LAS VEGAS — Millions of people use social networks globally, and many of them are potentially at risk to be exploited by hackers. Security researchers Nathan Hamiel and Shawn Moyer took the stage at Black Hat here today to explain to attendees how easily various social networks could be compromised.
With attacks ranging from the humorous to the serious, the researchers clearly showed that social networks still have work to do when it comes to security.
“Social networks can be uses as an attack platform,” Hamiel said. “They’ve got millions of users and are a great place to target.”
Hamiel was quick to point out that though he and his partner had identified as many as 60 different vulnerabilities, none of them are actually zero-day issues. In fact the two researchers argued that many of the issues they found were all reported as features by social networks. As such they’re now trying to coin the term “featureabilities” to describe social network features that are actually vulnerabilities.
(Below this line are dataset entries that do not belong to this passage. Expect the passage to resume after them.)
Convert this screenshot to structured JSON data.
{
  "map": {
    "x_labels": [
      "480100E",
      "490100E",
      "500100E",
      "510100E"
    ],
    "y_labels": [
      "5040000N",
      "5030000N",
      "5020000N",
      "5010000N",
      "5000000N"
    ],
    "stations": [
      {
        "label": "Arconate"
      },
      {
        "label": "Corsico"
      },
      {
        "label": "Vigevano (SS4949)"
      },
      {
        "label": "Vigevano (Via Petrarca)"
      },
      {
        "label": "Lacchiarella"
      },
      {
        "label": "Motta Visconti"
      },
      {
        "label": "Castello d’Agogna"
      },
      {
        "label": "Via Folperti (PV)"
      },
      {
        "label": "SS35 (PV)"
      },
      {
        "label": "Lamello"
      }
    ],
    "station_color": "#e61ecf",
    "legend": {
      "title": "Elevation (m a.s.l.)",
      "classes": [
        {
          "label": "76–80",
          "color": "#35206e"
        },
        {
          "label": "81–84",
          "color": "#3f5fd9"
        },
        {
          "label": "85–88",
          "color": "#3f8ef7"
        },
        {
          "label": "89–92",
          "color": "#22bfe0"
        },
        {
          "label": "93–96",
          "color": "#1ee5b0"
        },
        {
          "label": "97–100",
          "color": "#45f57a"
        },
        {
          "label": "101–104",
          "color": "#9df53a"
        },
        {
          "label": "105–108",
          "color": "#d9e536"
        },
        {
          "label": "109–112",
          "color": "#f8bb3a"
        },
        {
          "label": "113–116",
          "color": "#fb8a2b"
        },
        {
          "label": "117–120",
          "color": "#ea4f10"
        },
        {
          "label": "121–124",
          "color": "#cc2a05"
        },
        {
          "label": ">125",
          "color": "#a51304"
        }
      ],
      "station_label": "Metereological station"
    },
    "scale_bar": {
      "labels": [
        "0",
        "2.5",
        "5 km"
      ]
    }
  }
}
One of the flaws that the researchers demonstrated using MySpace was how to trick a user into adding another user as a friend. Moyer showed a simple exploit in which an attacker could use the commenting function to include a small 1×1 pixel image tag. That image tag actually includes a call to add another person as a friend. So when the person whose page is being commented on clicks to approve the comment, they are in fact approving the request to add a friend.
“It looks stupid but it’s a big problem,” Hamiel said. “If you’re trying to get friends really fast for a social attack it’s important. The bigger your network the more legitimacy you have. Friends are currency on social networks.”
Hamiel also demonstrated how a comment left on a MySpace user page could also be used to trigger an unintentional user logout. Hamiel described the attack as a form of Denial of Service (DoS). To make matters worse the particular code that Hamiel uses will also log the user out when they actually try and delete the comment, effectively locking them out of their account.
The researcher also showed how easy it was to do social engineering attacks with social networks. What they did was create a profile on the LinkedIn site for noted security personality Marcus Ranum the CTO of Tenable
Security.
Moyer noted that on any given social network there are what he called, “linkwhores.” These are people that will accept friend connections from anyone else. So the researchers sent out friend requests to people based on a Google search for people that had security in their profiles. Moyer claimed they had more than 50 connections within 24 hours. They also got invites from other people, among them was Ranum’s sister who was also fooled by the bogus profile.
The security researcher did the same trick on Twitter for noted security researcher Gadi Evron. Moyer claimed that the bogus Twitter profile actually received an interview request from a journalist who was looking for a source to talk about the Kaminsky DNS flaw.
MySpace flaws
The researchers also targeted MySpace applications. Among the flaws they found was the ability to use the site’s API as a proxy for traffic. As such the researchers were able to use a MySpace IP address, which could then possibly be used for whatever purpose they chose.
The advice the security researchers offered to social networks is that overall they should reduce their API functionality. Linking to external content is not a good thing, they said, as it could easily lead to various forms of cross-site scripting attacks.
Finally, while some might argue that they don’t want to be on social networks, it’s actually a good thing to have your own profile.
“If you create a profile and then someone else creates a profile, at least their will be a question about which one is valid,” Hamiel said. “You control your own privacy by having a profile.”